Media executives urge Congress to enact legislation to prevent AI models from training on ‘stolen goods’
CNN
A group of media executives urged lawmakers on Wednesday to enact new legislation that would force artificial intelligence developers to pay publishers for use of their content to train their computer models.
A group of media executives urged lawmakers on Wednesday to enact new legislation that would force artificial intelligence developers to pay publishers for use of their content to train their computer models. The hearing before the US Senate comes after a blitz of new AI chatbots, most notably OpenAI’s ChatGPT, set off a wave of existential panic among media organizations, threatening to further upend the business, which has slashed thousands of jobs in recent years. Roger Lynch, Condé Nast’s chief executive, told senators that current AI models were built using “stolen goods,” with chatbots scraping and displaying news articles from publishers without their permission or compensation.
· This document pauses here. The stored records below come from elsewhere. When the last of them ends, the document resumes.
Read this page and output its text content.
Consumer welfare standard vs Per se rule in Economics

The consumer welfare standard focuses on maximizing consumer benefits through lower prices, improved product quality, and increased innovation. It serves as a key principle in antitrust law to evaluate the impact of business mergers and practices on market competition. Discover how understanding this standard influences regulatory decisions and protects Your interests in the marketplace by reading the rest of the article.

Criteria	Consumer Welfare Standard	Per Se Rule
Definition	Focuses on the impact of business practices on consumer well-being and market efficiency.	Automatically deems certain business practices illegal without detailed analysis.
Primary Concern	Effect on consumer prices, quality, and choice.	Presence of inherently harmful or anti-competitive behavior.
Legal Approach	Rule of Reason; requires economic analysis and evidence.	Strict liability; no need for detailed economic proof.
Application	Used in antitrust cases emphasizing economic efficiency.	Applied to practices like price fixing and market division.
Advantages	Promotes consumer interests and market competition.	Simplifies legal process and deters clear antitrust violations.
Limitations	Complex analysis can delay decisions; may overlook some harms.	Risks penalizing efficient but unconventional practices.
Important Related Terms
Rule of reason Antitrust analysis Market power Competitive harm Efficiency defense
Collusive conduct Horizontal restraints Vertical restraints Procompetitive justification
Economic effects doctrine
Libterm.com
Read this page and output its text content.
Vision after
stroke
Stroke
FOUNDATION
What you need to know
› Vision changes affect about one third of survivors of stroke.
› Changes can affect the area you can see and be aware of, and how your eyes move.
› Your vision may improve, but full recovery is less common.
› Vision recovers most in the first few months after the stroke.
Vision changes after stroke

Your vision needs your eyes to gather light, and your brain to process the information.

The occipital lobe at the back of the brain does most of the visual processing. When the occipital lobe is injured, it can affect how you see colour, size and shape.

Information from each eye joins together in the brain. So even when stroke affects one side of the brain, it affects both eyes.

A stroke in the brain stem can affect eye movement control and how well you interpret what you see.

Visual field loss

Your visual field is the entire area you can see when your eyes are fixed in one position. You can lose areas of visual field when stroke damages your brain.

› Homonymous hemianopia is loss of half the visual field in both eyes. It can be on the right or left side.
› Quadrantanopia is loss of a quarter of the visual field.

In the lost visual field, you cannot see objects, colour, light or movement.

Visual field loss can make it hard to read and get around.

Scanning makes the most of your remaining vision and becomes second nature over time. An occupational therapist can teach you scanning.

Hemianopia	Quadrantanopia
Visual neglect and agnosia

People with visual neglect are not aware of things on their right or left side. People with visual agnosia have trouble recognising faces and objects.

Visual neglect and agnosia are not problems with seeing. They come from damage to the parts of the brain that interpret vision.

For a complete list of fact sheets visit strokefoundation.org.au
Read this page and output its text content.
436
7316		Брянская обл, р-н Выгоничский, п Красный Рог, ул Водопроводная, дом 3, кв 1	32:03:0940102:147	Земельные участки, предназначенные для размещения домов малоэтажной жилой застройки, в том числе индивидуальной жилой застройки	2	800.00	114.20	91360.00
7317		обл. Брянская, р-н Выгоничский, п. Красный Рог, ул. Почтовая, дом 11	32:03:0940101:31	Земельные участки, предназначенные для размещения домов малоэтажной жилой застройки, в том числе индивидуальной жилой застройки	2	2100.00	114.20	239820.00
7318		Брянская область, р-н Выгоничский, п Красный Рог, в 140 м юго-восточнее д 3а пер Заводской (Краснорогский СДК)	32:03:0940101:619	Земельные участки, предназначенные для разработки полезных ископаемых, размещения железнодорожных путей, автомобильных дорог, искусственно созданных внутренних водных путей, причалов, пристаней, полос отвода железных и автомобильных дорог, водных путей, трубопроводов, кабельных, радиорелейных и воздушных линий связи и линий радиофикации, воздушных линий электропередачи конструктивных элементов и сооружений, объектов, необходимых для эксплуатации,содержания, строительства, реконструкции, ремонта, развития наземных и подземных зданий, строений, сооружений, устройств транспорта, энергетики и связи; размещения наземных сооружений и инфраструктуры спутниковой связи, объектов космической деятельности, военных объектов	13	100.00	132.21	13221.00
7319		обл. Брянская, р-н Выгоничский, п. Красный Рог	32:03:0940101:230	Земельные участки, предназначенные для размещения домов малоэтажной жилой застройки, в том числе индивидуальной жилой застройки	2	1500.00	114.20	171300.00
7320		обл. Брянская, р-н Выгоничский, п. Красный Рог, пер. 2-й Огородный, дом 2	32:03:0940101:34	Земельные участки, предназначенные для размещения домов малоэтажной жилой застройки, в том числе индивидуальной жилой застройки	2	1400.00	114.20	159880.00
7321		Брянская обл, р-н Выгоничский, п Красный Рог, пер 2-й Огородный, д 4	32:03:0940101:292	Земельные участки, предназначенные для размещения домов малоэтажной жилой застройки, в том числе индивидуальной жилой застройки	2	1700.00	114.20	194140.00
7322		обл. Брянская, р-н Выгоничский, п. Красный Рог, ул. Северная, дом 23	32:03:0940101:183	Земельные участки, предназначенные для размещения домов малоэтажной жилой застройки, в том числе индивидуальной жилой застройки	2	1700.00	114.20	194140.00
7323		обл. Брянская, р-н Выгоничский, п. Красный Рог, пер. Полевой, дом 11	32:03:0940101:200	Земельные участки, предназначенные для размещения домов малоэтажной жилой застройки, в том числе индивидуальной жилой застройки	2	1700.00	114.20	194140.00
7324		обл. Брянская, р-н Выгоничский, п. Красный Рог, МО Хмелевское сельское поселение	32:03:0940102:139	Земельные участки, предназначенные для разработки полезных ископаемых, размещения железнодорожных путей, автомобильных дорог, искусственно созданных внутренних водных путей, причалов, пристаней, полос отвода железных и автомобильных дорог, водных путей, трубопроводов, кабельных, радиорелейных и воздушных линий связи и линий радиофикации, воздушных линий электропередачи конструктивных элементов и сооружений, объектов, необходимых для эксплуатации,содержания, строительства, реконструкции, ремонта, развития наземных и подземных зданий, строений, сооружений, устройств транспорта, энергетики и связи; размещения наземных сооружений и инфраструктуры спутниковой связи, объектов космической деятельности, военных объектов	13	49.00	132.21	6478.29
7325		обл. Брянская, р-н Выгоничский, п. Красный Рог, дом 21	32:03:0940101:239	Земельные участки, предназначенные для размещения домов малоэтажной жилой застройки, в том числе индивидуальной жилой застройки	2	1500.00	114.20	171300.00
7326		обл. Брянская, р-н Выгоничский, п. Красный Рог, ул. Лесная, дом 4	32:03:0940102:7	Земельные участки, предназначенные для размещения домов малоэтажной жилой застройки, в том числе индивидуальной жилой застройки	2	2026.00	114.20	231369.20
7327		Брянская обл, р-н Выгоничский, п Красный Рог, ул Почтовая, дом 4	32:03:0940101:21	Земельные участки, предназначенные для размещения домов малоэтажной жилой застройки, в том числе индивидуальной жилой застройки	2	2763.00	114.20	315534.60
News organizations, Lynch said, seldom have a say in whether their content is used to train AI or is output by the models. “The answer is they’ve already used it, the models are already trained,” he said. “So, where you hear some of the AI companies say that they are creating or allow opt-outs, it’s great, they’ve already trained their models — the only thing the opt-outs will do is to prevent a new competitor from training new models to compete with them.” While a December lawsuit by The New York Times laid bare news publishers’ desire to hamper AI models from scraping their news articles without compensation, the issue is not exclusive to the news media industry. In 2023, two major lawsuits were filed against AI companies, one from Sarah Silverman and two authors, and another 8,000-plus class-action lawsuit that includes such names as Margaret Atwood, Dan Brown, Michael Chabon, Jonathan Franzen, and George R. R. Martin.